Single-cell omics and heterogeneity of neuroglial cells.

Abstract

Our bodies contain a rich diversity of cell types with unique physiologic properties. Interestingly, cells within our bodies contain the same DNA content, yet they can vary dramatically with respect to their molecular, structural, and functional properties. The need to better understand cellular complexity and diversity in biologic systems has led to a technical revolution in the field through the development of sophisticated single-cell "omic" approaches.

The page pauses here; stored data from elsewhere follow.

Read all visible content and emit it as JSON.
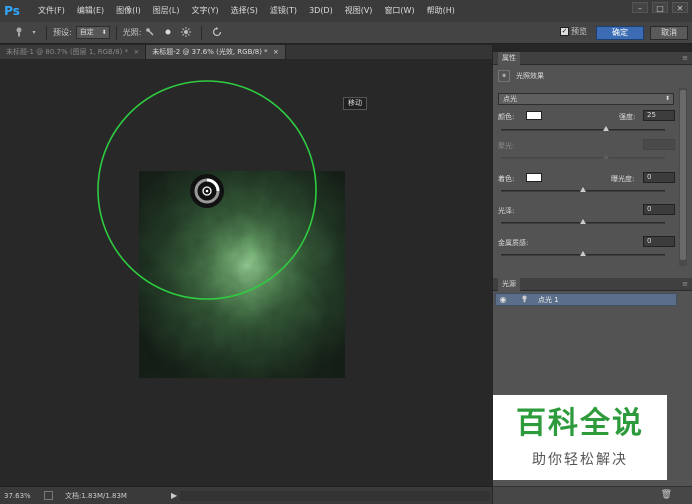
{
  "app": {
    "logo": "Ps"
  },
  "menu": [
    "文件(F)",
    "编辑(E)",
    "图像(I)",
    "图层(L)",
    "文字(Y)",
    "选择(S)",
    "滤镜(T)",
    "3D(D)",
    "视图(V)",
    "窗口(W)",
    "帮助(H)"
  ],
  "window_controls": {
    "minimize": "–",
    "restore": "□",
    "close": "✕"
  },
  "options": {
    "preset_label": "预设:",
    "preset_value": "自定",
    "light_label": "光照:",
    "preview_label": "预览",
    "preview_checked": true,
    "ok_label": "确定",
    "cancel_label": "取消"
  },
  "tabs": [
    {
      "label": "未标题-1 @ 80.7% (图层 1, RGB/8) *",
      "close": "×",
      "active": false
    },
    {
      "label": "未标题-2 @ 37.6% (光效, RGB/8) *",
      "close": "×",
      "active": true
    }
  ],
  "canvas": {
    "tooltip": "移动"
  },
  "status": {
    "zoom": "37.63%",
    "doc": "文档:1.83M/1.83M",
    "arrow": "▶"
  },
  "properties": {
    "panel_title": "属性",
    "effect_title": "光照效果",
    "light_type": "点光",
    "color_label": "颜色:",
    "intensity_label": "强度:",
    "intensity_value": "25",
    "hotspot_label": "聚光:",
    "colorize_label": "着色:",
    "exposure_label": "曝光度:",
    "exposure_value": "0",
    "gloss_label": "光泽:",
    "gloss_value": "0",
    "metallic_label": "金属质感:",
    "metallic_value": "0",
    "sliders": {
      "intensity": 0.64,
      "hotspot": 0.64,
      "exposure": 0.5,
      "gloss": 0.5,
      "metallic": 0.5
    }
  },
  "lights": {
    "panel_title": "光源",
    "items": [
      {
        "name": "点光 1"
      }
    ]
  },
  "watermark": {
    "big": "百科全说",
    "small": "助你轻松解决"
  },
  "colors": {
    "accent": "#3b6cb4",
    "light_ring": "#2ecc40",
    "selected_row": "#5c6f8a",
    "watermark_green": "#2d9b3b"
  }
}
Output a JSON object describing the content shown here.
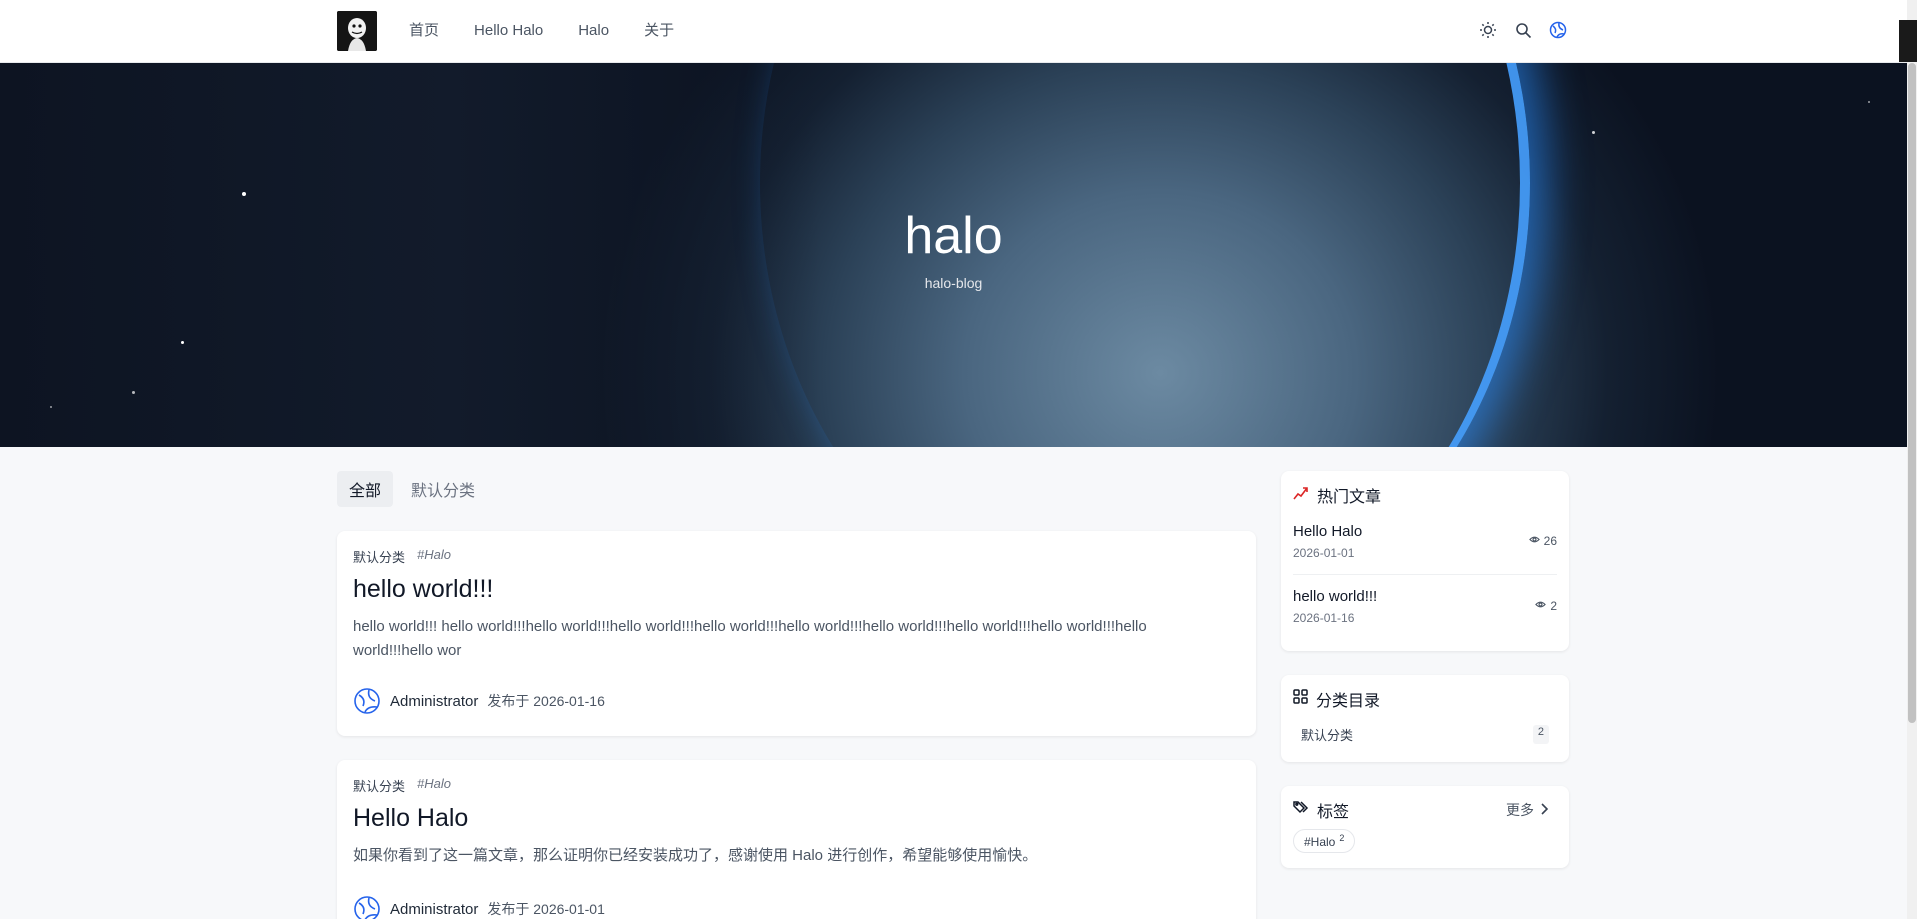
{
  "nav": {
    "items": [
      "首页",
      "Hello Halo",
      "Halo",
      "关于"
    ]
  },
  "hero": {
    "title": "halo",
    "subtitle": "halo-blog"
  },
  "tabs": [
    "全部",
    "默认分类"
  ],
  "posts": [
    {
      "category": "默认分类",
      "tag": "#Halo",
      "title": "hello world!!!",
      "excerpt": "hello world!!! hello world!!!hello world!!!hello world!!!hello world!!!hello world!!!hello world!!!hello world!!!hello world!!!hello world!!!hello wor",
      "author": "Administrator",
      "published": "发布于 2026-01-16"
    },
    {
      "category": "默认分类",
      "tag": "#Halo",
      "title": "Hello Halo",
      "excerpt": "如果你看到了这一篇文章，那么证明你已经安装成功了，感谢使用 Halo 进行创作，希望能够使用愉快。",
      "author": "Administrator",
      "published": "发布于 2026-01-01"
    }
  ],
  "sidebar": {
    "hot": {
      "title": "热门文章",
      "items": [
        {
          "title": "Hello Halo",
          "date": "2026-01-01",
          "views": "26"
        },
        {
          "title": "hello world!!!",
          "date": "2026-01-16",
          "views": "2"
        }
      ]
    },
    "categories": {
      "title": "分类目录",
      "items": [
        {
          "name": "默认分类",
          "count": "2"
        }
      ]
    },
    "tags": {
      "title": "标签",
      "more": "更多",
      "items": [
        {
          "name": "#Halo",
          "count": "2"
        }
      ]
    }
  },
  "colors": {
    "accent": "#2563eb",
    "hot_icon": "#dc2626"
  }
}
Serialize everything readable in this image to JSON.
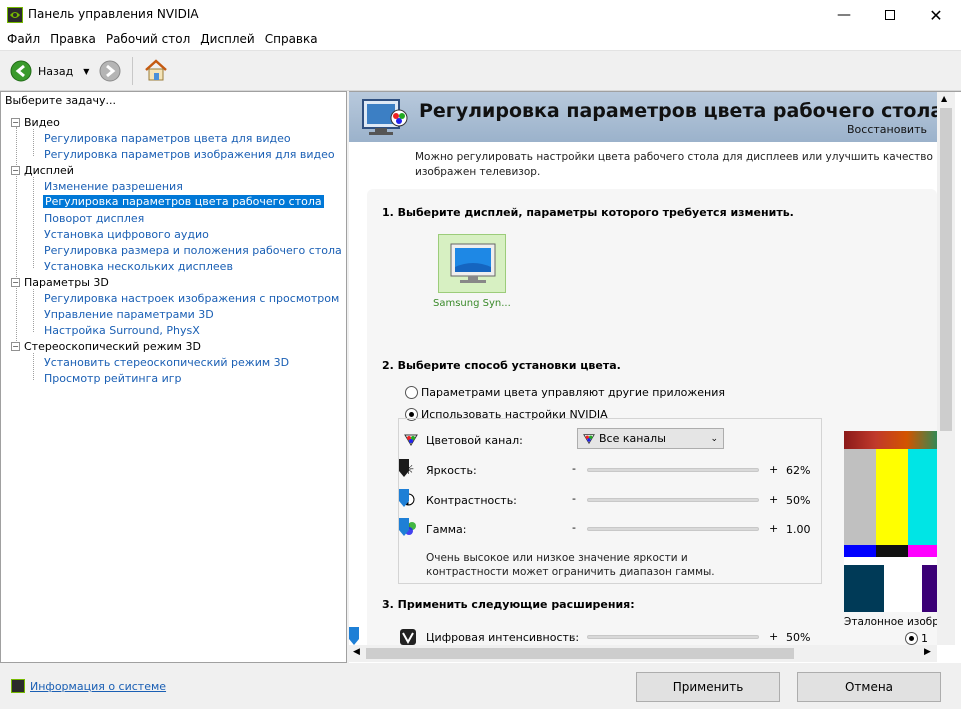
{
  "window": {
    "title": "Панель управления NVIDIA"
  },
  "menu": [
    "Файл",
    "Правка",
    "Рабочий стол",
    "Дисплей",
    "Справка"
  ],
  "toolbar": {
    "back_label": "Назад"
  },
  "left": {
    "header": "Выберите задачу...",
    "categories": [
      {
        "label": "Видео",
        "items": [
          "Регулировка параметров цвета для видео",
          "Регулировка параметров изображения для видео"
        ]
      },
      {
        "label": "Дисплей",
        "items": [
          "Изменение разрешения",
          "Регулировка параметров цвета рабочего стола",
          "Поворот дисплея",
          "Установка цифрового аудио",
          "Регулировка размера и положения рабочего стола",
          "Установка нескольких дисплеев"
        ]
      },
      {
        "label": "Параметры 3D",
        "items": [
          "Регулировка настроек изображения с просмотром",
          "Управление параметрами 3D",
          "Настройка Surround, PhysX"
        ]
      },
      {
        "label": "Стереоскопический режим 3D",
        "items": [
          "Установить стереоскопический режим 3D",
          "Просмотр рейтинга игр"
        ]
      }
    ],
    "selected": "Регулировка параметров цвета рабочего стола"
  },
  "right": {
    "title": "Регулировка параметров цвета рабочего стола",
    "restore": "Восстановить",
    "description": "Можно регулировать настройки цвета рабочего стола для дисплеев или улучшить качество изображен телевизор.",
    "step1": "1. Выберите дисплей, параметры которого требуется изменить.",
    "display_name": "Samsung Syn...",
    "step2": "2. Выберите способ установки цвета.",
    "radio_other": "Параметрами цвета управляют другие приложения",
    "radio_nvidia": "Использовать настройки NVIDIA",
    "channel_label": "Цветовой канал:",
    "channel_value": "Все каналы",
    "brightness_label": "Яркость:",
    "brightness_value": "62%",
    "brightness_level": 0.62,
    "contrast_label": "Контрастность:",
    "contrast_value": "50%",
    "contrast_level": 0.5,
    "gamma_label": "Гамма:",
    "gamma_value": "1.00",
    "gamma_level": 0.3,
    "warning": "Очень высокое или низкое значение яркости и контрастности может ограничить диапазон гаммы.",
    "step3": "3. Применить следующие расширения:",
    "vibrance_label": "Цифровая интенсивность:",
    "vibrance_value": "50%",
    "vibrance_level": 0.5,
    "minus": "-",
    "plus": "+",
    "reference_label": "Эталонное изобра",
    "reference_option": "1"
  },
  "footer": {
    "sysinfo": "Информация о системе",
    "apply": "Применить",
    "cancel": "Отмена"
  },
  "colors": {
    "accent": "#0078d7",
    "nvidia_green": "#76b900",
    "link": "#1a5fb4"
  }
}
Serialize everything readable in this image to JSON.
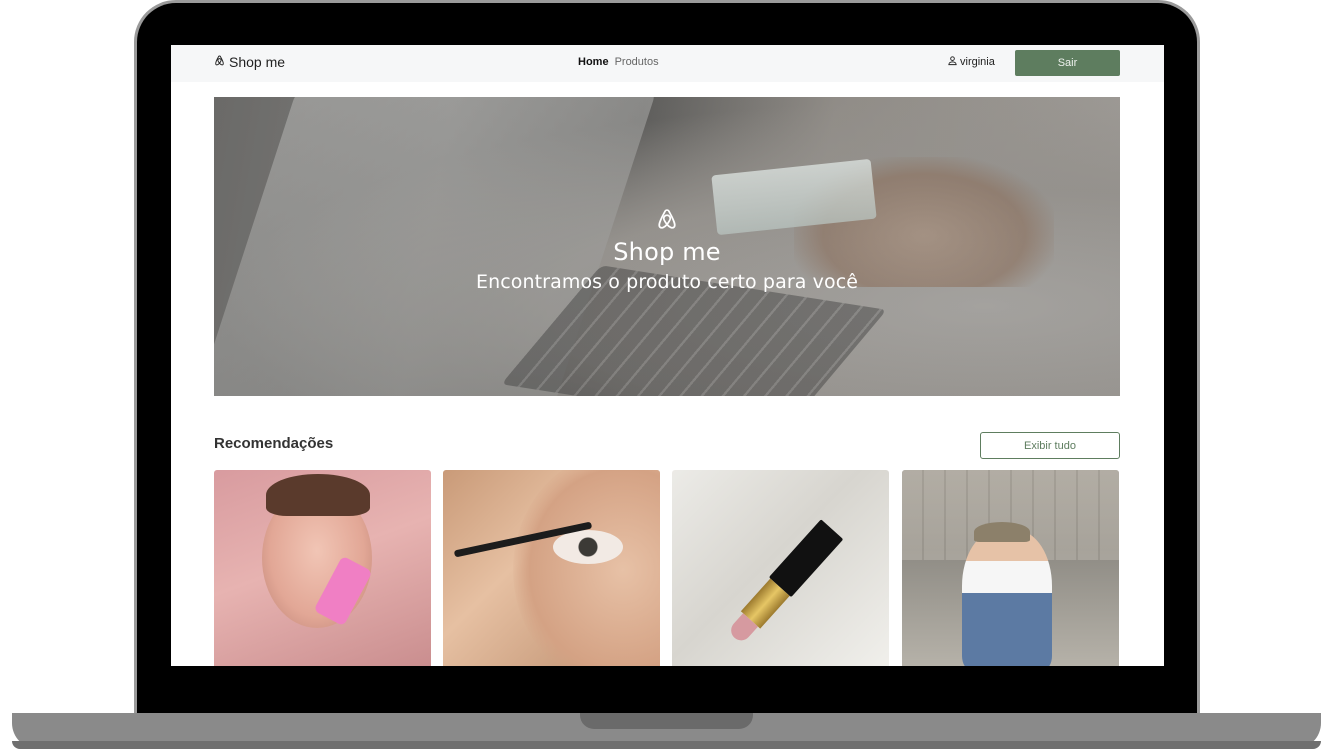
{
  "navbar": {
    "brand": "Shop me",
    "brand_icon": "airbnb-logo-icon",
    "links": [
      {
        "label": "Home",
        "active": true
      },
      {
        "label": "Produtos",
        "active": false
      }
    ],
    "user_icon": "user-icon",
    "username": "virginia",
    "logout_label": "Sair"
  },
  "hero": {
    "logo_icon": "airbnb-logo-icon",
    "title": "Shop me",
    "subtitle": "Encontramos o produto certo para você"
  },
  "recommendations": {
    "title": "Recomendações",
    "view_all_label": "Exibir tudo",
    "items": [
      {
        "image": "woman-holding-pink-tube-photo"
      },
      {
        "image": "applying-mascara-photo"
      },
      {
        "image": "lipstick-on-satin-photo"
      },
      {
        "image": "woman-denim-jacket-photo"
      }
    ]
  },
  "colors": {
    "accent": "#5e7d5f",
    "navbar_bg": "#f6f7f8",
    "frame": "#000000"
  }
}
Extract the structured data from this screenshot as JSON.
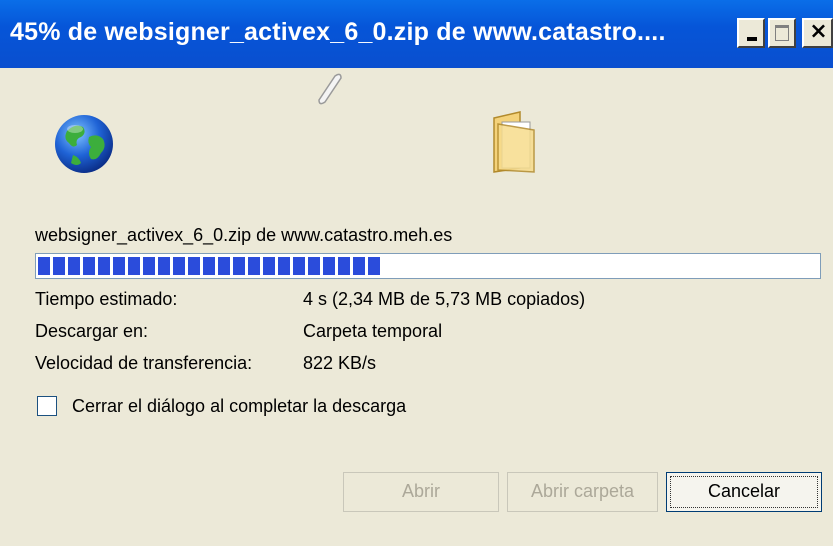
{
  "window": {
    "title": "45% de websigner_activex_6_0.zip de www.catastro....",
    "close_glyph": "×"
  },
  "download": {
    "file_and_source": "websigner_activex_6_0.zip de www.catastro.meh.es",
    "progress_fraction": 0.45,
    "eta_label": "Tiempo estimado:",
    "eta_value": "4 s (2,34 MB de 5,73 MB copiados)",
    "destination_label": "Descargar en:",
    "destination_value": "Carpeta temporal",
    "speed_label": "Velocidad de transferencia:",
    "speed_value": "822 KB/s"
  },
  "options": {
    "close_on_complete_label": "Cerrar el diálogo al completar la descarga",
    "close_on_complete_checked": false
  },
  "buttons": {
    "open_label": "Abrir",
    "open_folder_label": "Abrir carpeta",
    "cancel_label": "Cancelar"
  },
  "icons": {
    "source": "globe-icon",
    "destination": "folder-icon",
    "transfer_animation": "flying-paper-icon"
  },
  "colors": {
    "titlebar": "#0a55d8",
    "progress_blocks": "#2b4cdb",
    "window_face": "#ece9d8"
  }
}
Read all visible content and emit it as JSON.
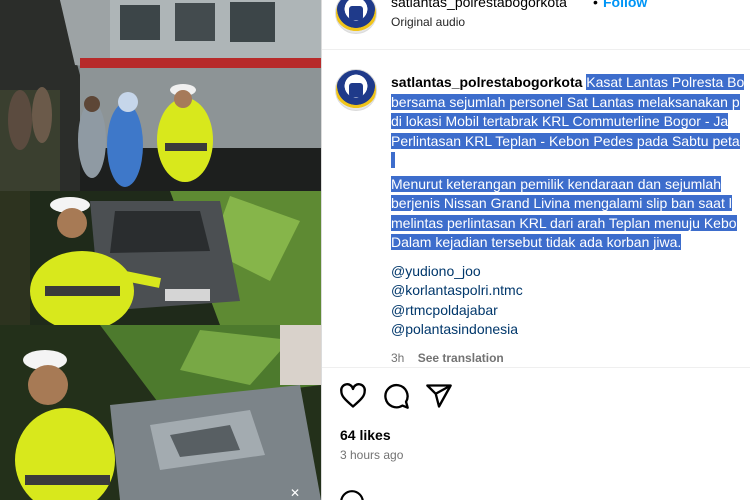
{
  "header": {
    "username": "satlantas_polrestabogorkota",
    "separator": "•",
    "follow_label": "Follow",
    "audio_label": "Original audio"
  },
  "caption": {
    "username": "satlantas_polrestabogorkota",
    "lines": [
      "Kasat Lantas Polresta Bo",
      "bersama sejumlah personel Sat Lantas melaksanakan p",
      "di lokasi Mobil tertabrak KRL Commuterline Bogor - Ja",
      "Perlintasan KRL Teplan - Kebon Pedes pada Sabtu peta",
      "Menurut keterangan pemilik kendaraan dan sejumlah",
      "berjenis Nissan Grand Livina mengalami slip ban saat l",
      "melintas perlintasan KRL dari arah Teplan menuju Kebo",
      "Dalam kejadian tersebut tidak ada korban jiwa."
    ],
    "mentions": [
      "@yudiono_joo",
      "@korlantaspolri.ntmc",
      "@rtmcpoldajabar",
      "@polantasindonesia"
    ]
  },
  "meta": {
    "time_short": "3h",
    "see_translation": "See translation"
  },
  "actions": {
    "like_icon": "heart-icon",
    "comment_icon": "comment-icon",
    "share_icon": "share-icon"
  },
  "likes_label": "64 likes",
  "posted_ago": "3 hours ago",
  "colors": {
    "follow": "#0095f6",
    "highlight": "#3d6dcc",
    "mention": "#00376b",
    "muted": "#737373",
    "police_vest": "#d8e81c"
  }
}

This allows the investigation of the genome, epigenome, transcriptome, and proteome of individual cells derived from complex samples or tissues, such as nervous system tissue. These methods are allowing scientists to detect distinct cell populations and cellular states in different species (including rodent and human) and molecular transitions of cell populations across the lifespan. Recent studies have revealed that astrocytes, oligodendrocytes, and microglia exhibit greater molecular and functional heterogeneity than originally thought and innovative single-cell technologies have allowed a more comprehensive and less biased view of this cellular diversity. The chapter begins by providing a primer of single-cell transcriptomic and spatial transcriptomic approaches that have been particularly influential in uncovering single-cell diversity of neuroglial cells in the brain. It then takes a closer look at how these technologies have been pivotal in defining neuroglial cell subtypes and for determining their spatial relationships within the CNS. Then, it concludes with discussion of how the recent technical advances and discoveries have provoked new questions about the origin, organization, and functional purpose of diverse neuroglial cell subtypes.